We know that water is important to us in so many ways. We rely on it to satisfy our thirst, to provide the vital liquid needed to maintain our fragile physical bodies. We rely on it for growing the food that we need to nourish our bodies. We rely on it to keep our bodies clean. Water is necessary to maintain our physical lives. But through the death and resurrection of Jesus Christ, through the infusing of the significance of those events into the ritual of baptism, water is given an all important purpose that transcends its physical characteristics – it is given qualities that extend far beyond the physical capabilities inherent in two hydrogen molecules bound to one oxygen molecule. It is given a spiritual power beyond imagination. And this makes the waters of baptism a far more important source than even the California Delta. And unlike the waters from the California Delta, the waters of baptism are a source of life-giving water we are not in danger of losing. All we have to do is ask.

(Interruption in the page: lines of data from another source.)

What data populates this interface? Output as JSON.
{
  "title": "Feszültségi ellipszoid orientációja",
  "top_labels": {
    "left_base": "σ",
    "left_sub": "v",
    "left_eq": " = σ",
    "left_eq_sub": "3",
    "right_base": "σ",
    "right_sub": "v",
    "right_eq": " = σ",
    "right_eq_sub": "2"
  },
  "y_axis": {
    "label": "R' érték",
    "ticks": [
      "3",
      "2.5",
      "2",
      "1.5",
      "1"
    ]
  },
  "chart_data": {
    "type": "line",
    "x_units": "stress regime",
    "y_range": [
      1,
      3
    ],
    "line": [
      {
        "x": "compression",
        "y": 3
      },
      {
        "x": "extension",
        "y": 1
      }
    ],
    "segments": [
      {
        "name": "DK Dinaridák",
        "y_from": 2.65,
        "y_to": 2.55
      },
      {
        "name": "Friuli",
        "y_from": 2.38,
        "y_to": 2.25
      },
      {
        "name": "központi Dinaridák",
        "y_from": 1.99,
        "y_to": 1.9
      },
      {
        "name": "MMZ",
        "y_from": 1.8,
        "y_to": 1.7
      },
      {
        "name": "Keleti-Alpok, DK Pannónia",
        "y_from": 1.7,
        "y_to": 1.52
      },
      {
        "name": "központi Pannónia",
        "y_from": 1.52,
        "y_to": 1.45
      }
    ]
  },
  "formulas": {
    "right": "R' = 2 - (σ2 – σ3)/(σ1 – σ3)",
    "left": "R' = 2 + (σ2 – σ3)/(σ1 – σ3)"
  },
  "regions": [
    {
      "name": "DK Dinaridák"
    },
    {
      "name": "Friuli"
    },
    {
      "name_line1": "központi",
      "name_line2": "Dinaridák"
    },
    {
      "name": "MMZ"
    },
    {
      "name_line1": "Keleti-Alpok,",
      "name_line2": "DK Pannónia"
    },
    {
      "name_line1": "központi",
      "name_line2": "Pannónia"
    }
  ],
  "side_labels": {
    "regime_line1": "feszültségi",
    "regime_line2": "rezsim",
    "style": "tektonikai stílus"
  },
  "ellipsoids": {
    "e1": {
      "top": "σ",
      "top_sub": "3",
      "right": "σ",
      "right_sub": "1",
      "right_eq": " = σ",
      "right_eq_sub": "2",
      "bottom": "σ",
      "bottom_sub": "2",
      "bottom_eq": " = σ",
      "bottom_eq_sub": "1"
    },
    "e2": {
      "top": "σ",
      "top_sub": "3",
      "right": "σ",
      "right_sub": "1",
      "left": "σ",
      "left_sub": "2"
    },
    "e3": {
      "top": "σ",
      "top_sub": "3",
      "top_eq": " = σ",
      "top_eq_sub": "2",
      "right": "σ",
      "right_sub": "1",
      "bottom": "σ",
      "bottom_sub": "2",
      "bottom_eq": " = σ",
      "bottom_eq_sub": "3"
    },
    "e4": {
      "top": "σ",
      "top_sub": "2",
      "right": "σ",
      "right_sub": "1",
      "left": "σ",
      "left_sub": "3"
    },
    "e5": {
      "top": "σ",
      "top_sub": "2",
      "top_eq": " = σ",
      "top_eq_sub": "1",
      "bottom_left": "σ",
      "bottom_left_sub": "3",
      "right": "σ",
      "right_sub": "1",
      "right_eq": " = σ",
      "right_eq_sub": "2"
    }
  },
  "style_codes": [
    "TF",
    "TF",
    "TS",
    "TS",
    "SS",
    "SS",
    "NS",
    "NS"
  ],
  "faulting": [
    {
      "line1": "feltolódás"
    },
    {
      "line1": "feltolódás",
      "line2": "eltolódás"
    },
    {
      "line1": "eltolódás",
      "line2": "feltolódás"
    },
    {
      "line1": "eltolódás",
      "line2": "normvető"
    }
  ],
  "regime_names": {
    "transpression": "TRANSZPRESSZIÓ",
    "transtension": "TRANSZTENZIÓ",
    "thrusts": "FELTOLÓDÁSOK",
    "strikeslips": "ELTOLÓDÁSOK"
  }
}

In the physical act of going into the water, or of having the water poured upon us, we are the recipients of a spiritual grace. As we are immersed in the waters of baptism, we experience the water in many ways. We experience water cleansing our sins and renewing our souls. We experience water destroying our old way of life, sharing in Christ’s death. We experience water giving birth to our new life in Christ, sharing in his resurrection. We experience release from the bondage of sin. We experience birth by the Holy Spirit to eternal life. And, as we emerge from that ritual bath, we too hear the words of God spoken to Jesus at his baptism; words now spoken to us. We hear God saying to each and every one of us, “This is my Child, my Beloved, with whom I am well pleased.”

In the name of the Father, and of the Son, and of the Holy Spirit. Amen.